I'm not sure I like this idea. Braintree is a legit competitor to Stripe. I'm guessing they have some informal agreement to keep transaction fees about the same but if they become 1 company, what's to stop Stripe from raising fees even more?

I'm not a fan of either to be honest, PayPal once told me I was wrong with something related to taxes and a bunch of different reps told me what I was saying and reported was impossible. Their tax division specialists also replied by email with big bold red letters outlining how it's not possible and that I'm wrong multiple times. They were contacted through support cases I opened with other reps on the phone since they aren't directly accessible on phone.

Then I said I was canceling my account with them if this wasn't resolved since it would have resulted in me needing to pay $400 to have my taxes amended. Long story short, after being ghosted for 3 months they replied to me saying I was right and they indeed had the impossible problem, then fixed their tax forms a week before taxes were due.

It's really bad that a random person on the internet discovered a huge issue with one of their partners and their instinct was to require ~10 hours of back and forth phone calls, multiple emails, me giving them the likely problem and solution on day 1 only to be lead on and ignored for months until the very last second.

Braintree was a legit competitor, last time I checked they won't even onboard you if you don't have an established business grossing over 100k/yr.

I remember about 10 years ago I switched our billing / subscription code from paypal to braintree. Braintree was better than paypal but that wasnt saying much. Then paypal bought Braintree and started fucking around with it, asking for conference calls because they wanted us off one of their old flows so they could get us on webhooks that preformed worse and were a pain to implement.

Anyway we switched to stripe. Don't love stripe and they take a big cut but I hate paypal.

Braintree also is and isn't compatible with the legacy PayPal stack, of which there are 3 layers, depending on whom you ask.

Paypal offshored all of their support staff.

They've been abysmal and borderline criminal since the start.

They randomly withheld £20k from a business I was involved with for no stated reason and no direct means to talk to a human about it. It took months to resolve.

And as for their actual website...

Everyone knows someone who has a story like this. Not a good look for a major PSP.

Why would you keep any money on PayPal. It’s just a pass-through to your bank account, accepting payments without giving your bank details to strangers on the internet.

Once you start doing frequent business through PayPal, they begin 'holding' some of your money to form a buffer against chargebacks and fraud. This doesn't happen often at the consumer level, but dominates within the small business world.

> They randomly withheld £20k from a business I was involved with for no stated reason and no direct means to talk to a human about it. It took months to resolve.

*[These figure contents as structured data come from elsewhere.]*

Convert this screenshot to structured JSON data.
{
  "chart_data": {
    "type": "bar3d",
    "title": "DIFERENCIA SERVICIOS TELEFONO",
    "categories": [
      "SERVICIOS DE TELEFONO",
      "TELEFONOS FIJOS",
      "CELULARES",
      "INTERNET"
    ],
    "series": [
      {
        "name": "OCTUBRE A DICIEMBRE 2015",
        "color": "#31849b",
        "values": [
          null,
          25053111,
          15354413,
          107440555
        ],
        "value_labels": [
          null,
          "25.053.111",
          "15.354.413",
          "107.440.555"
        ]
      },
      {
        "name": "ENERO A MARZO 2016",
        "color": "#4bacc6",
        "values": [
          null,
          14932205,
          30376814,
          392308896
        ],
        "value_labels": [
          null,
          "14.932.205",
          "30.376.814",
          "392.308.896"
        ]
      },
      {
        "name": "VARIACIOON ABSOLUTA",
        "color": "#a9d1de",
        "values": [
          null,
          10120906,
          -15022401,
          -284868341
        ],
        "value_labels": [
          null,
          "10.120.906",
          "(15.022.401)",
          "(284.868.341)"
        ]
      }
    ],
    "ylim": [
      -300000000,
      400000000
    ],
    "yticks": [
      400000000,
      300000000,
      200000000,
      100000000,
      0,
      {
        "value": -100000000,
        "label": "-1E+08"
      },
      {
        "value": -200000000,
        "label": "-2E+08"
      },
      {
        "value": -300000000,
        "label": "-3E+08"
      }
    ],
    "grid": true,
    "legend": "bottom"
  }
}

If only there was a regulatory framework to turn that into an extremely simple court case, and to also punish attempts of PayPal to ban users who stand up for access to their money.

If they’re a near-monopoly they shouldn’t be allowed to set their own rules.

The dystopia that PayPal is we’re cheering and paying trillionaires to bring forward faster. Can’t wait.

> informal agreement to keep transaction fees about the same

This would be like, ridiculously illegal. It's also not practical; if you can steal customers, the incentive to undercut is very strong.

Of course, but that's the thing about "informal" agreements: presumably there's no record of it. Price collusion happens way more than most realize. I was at a trade show for my employer when a competitor walked up to our booth and out loud proposed that we should all fix our prices. We didn't of course, but the brazenness of saying something like that out in the open like was what surprised me.

I thought that only happened in hilarious corporate training videos

The good thing about price collusion is that it's hard to coordinate. If even one competitor defects (and they have every advantage to, as they'll win big), then the cartel falls apart.

One of the big rules of commerce is that competing on price is generally a no-no for large markets. Usually, the powers that be would rather compete on a perceived value; that is how “informal price collusion” works.

Price/cost is the last thing you compete on unless you have a wholesale advantage, which nobody in this particular industry does (visa/mastercard set core rates)

Source: I’ve worked with higher ups in numerous commerce operations.

Commerce is actually even worse than many realize. Look up pepsi and walmart as a small example.

sounds like an org prisonner's dilemma

Exactly.

That assumes that

* it instantly brings them a ton of consumers * they have capacity to serve those customers

if they don't competitor can just keep higher price (especially if it is just small middleman fee most people might not care that much about)

And even if both of those are true worst possible case is them expanding to handle influx of customers and then competition following in few months, making their investment moot

That's true, but the thing about price fixing is that it basically guarantees these conditions.

The price is artificially high -> there's a ton of demand waiting to be unlocked by the "potential energy" gated behind the unnatural price

Capacity is easy to plan around; get too much and you can just raise the price again.

> This would be like, ridiculously illegal. It's also not practical;

Not if you pay a bit of dividends to jared or dtj

i just wonder why you think fees are high. seemingly the only thing that keeps fees low elsewhere in the world is regulations.

> what's to stop Stripe from raising fees even more?

There's a big amount of competitors for card processing. Just because they aren't well known within tech circles doesn't mean they don't exist.

But there are many competitors no? Adyen at least comes to mind.